From a previous study using CoDI, 6 falsified and 12 good quality artemether/lumefantrine tablets were correctly discriminated [18], which suggests a high sensitivity and specificity. The specificity of CoDI from this work agrees with the published information, however, the sensitivity (0.75 ± 0.49) is below the reported literature. Since the prototype CoDI device applied in this study was designed for the analysis of uncoated tablets and also required samples from the innovator, only 6 samples were analysed. This limitation could affect the sensitivity of the method. Therefore, the CoDI device alone may not be able to detect substandard/falsified medicines although it requires minimal training prior to usage [13].

Colorimetric method has demonstrated high specificity (0.94–1.00) for all drugs [19], which agrees with the reported specificity from this study. The quantitative ability of the colorimetric method makes it amenable for detection of substandard/falsified medicines, since there are not many low-cost semi or quantitative screening methods available. The results of the colorimetric method were close to that of the reference method (HPLC) with the exception of one false positive and one false negative result. This shows that colorimetric screening method may be of great interest for public health through quality monitoring of substandard/falsified medicines. However, the colorimetric device requires the use of an oven and a trained laboratory technician [13].
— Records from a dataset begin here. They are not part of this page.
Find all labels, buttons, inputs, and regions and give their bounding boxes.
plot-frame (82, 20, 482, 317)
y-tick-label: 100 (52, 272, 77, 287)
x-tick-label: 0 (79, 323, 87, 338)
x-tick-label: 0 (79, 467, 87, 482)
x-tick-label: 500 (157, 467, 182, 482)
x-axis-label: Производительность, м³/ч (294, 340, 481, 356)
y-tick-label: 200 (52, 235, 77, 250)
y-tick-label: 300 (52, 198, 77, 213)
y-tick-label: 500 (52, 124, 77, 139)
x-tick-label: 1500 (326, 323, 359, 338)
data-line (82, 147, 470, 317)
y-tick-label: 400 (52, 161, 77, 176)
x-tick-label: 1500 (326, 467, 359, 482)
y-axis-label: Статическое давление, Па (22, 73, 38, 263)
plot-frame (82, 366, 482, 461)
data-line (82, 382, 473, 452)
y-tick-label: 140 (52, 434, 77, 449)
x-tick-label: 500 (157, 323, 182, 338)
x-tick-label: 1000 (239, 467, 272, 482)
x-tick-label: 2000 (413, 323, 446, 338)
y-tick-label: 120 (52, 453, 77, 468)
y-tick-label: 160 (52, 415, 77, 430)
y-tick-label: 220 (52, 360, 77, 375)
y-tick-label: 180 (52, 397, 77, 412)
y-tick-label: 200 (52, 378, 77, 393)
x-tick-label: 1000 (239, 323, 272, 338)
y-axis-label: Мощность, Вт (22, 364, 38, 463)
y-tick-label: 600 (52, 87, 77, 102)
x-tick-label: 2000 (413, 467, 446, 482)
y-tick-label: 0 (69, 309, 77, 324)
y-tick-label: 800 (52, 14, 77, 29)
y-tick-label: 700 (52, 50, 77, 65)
Although, the goal of this study was to identify the best combination of screening methods for the detection of substandard/falsified medicines, the study results show that the colorimetry performed similarly as that of the combined screening methods. The 8% of samples wrongly detected by the screening methods/technologies is not acceptable for quality monitoring of medicines and has serious public health implications. Interestingly, the sample with tablet defects failed using all the screening and confirmatory methods, which suggests that screening methods that focus on packaging material and tablet inspection may compliment other screening methods for the detection of substandard/falsified medicines. Therefore, additional research work is needed to identify best combinations of existing screening devices/methods for the detection of substandard/falsified medicines. The limitation of this study was the small sample size coupled with only two APIs i.e., anti-malarial medicines (artemether/lumefantrine). More importantly, the findings from this work could inform policy on medicines regulation and guide Medicines Regulatory Authorities (MRAs) to choose the best screening methods/devices for their context, since none of the screening methods could independently performed compared to the reference method for the detection of substandard and falsified medicines.

Conclusions

This work demonstrates the usefulness of combined screening methods for detection of falsified and/or substandard medicines in the absence of a confirmatory method. This notwithstanding, further work into possible best combinations of most appropriate screening devices/methods to detect the quality of medicines is needed.